Des galipettes entre les lignes

Chroniques littéraires.

28 juin 2017

Il est de retour

Vermes_Il est de retourRoman de Timur Vermes.

Un matin d’août 2011, dans un terrain vague, Adlof Hitler se réveille. Comment est-il arrivé là ? Comment est-il encore en vie ? Où était-il depuis 1945 ? On ne le sait pas et ce n’est pas ce qui importe puisque tout le monde le prend pour un artiste qui incarne l’ancien Führer. Mais il s’agit bien d’Adolf Hitler qui a toute sa mémoire et bien l’intention de reprendre son projet pour faire de l’Allemagne un grand pays. « Vous avez l’air d’être Adolf Hitler. / Justement, dis-je. » (p. 20) Toujours aussi mégalomane, il accepte l’offre d’une chaîne de télévision et prend la tête d’un show télévisé qui soulève à la fois l’enthousiasme et la crainte. « Faites attention, un jour quelqu’un vous prendra au sérieux. » (p. 146) Adolf Hitler prépare une autre guerre et il fait des émules. Avec la puissance de l’appareil médiatique et grâce à sa propre capacité à fasciner et enflammer les foules, l’ancien dirigeant nazi a toutes les chances de remettre en marche son grand projet meurtrier. Oui, tout peut recommencer si on laisse faire, si on rit au lieu de combattre. « J’étais seul pour sauver le peuple. Seul pour sauver la terre, seul pour sauver l’humanité. » (p. 39)

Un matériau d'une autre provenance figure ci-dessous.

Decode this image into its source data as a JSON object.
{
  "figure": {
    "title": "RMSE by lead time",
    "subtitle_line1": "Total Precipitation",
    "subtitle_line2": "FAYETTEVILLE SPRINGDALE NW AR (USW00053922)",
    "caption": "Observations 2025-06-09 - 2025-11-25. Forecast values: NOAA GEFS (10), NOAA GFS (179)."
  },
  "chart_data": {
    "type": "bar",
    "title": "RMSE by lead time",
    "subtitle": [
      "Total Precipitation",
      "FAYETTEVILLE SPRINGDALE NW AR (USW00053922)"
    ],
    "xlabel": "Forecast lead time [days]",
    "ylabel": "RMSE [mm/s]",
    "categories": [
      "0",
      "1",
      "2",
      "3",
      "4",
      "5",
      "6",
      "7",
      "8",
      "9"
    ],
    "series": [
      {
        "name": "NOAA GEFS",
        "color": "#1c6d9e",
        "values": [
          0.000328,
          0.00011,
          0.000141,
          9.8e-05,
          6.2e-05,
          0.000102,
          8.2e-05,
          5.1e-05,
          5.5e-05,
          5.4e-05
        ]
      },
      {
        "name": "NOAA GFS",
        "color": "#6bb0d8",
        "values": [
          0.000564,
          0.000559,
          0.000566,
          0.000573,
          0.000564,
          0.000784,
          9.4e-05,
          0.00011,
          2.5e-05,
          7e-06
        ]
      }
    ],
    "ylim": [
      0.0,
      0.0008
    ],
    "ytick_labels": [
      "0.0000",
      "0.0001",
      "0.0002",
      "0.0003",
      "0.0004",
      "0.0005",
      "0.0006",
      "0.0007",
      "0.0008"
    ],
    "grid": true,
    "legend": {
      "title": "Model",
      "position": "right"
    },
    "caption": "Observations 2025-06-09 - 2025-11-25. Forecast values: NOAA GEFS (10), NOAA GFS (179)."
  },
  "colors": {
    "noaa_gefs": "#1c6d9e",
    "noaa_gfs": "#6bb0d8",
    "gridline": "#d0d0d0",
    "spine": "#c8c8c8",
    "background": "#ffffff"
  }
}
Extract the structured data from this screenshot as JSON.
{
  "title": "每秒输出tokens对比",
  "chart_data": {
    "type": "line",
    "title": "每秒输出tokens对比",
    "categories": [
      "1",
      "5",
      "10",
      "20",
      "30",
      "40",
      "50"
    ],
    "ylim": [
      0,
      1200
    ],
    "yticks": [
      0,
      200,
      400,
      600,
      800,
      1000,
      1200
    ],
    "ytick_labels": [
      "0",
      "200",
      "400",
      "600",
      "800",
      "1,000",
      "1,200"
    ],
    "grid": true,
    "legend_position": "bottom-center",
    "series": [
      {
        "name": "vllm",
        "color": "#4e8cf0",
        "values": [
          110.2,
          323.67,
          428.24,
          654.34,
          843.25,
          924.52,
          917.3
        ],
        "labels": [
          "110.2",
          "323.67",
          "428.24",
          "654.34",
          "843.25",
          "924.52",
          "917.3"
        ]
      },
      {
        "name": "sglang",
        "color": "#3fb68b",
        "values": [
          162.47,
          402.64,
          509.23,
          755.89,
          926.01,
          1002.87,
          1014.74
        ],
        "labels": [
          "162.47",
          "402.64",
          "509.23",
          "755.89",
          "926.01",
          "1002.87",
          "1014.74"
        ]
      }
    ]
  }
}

Évidemment, l’intrusion d’un personnage historique dans une autre époque que la sienne fait naître des quiproquos et leur lot de réponses à côté. C’est drôle, mais point trop n’en faut dans le comique de répétition. À la longue, l’émerveillement béat du Führer devant les progrès technologiques est un peu lassant. L’idée de départ est bonne, mais le roman aurait gagné à faire 50 pages de moins. Cela dit, les propos sont généralement hilarants et grinçants. Hitler s’étonne de voir des Turcs partout et se demande quelle maladie mentale conduit des êtres humains à ramasser les déjections de leur chien dans la rue. Il est beaucoup question d’affaiblissement du peuple et des mœurs et de tout ce qu’il faudrait faire pour y remédier. Ça vous rappelle ce qui se passe en Tchétchénie ou ailleurs ? C’est normal. Et c’est atrocement triste.

Posté par Lili Galipette à 08:00 - Mon Alexandrie - Lignes d'affrontement [9] - Permalien [#]

Commentaires sur Il est de retour

    Je n'avais pas du tout aimé et j'avais même abandonné la lecture. Je crois que j'attendais mieux sur le plan de l'humour.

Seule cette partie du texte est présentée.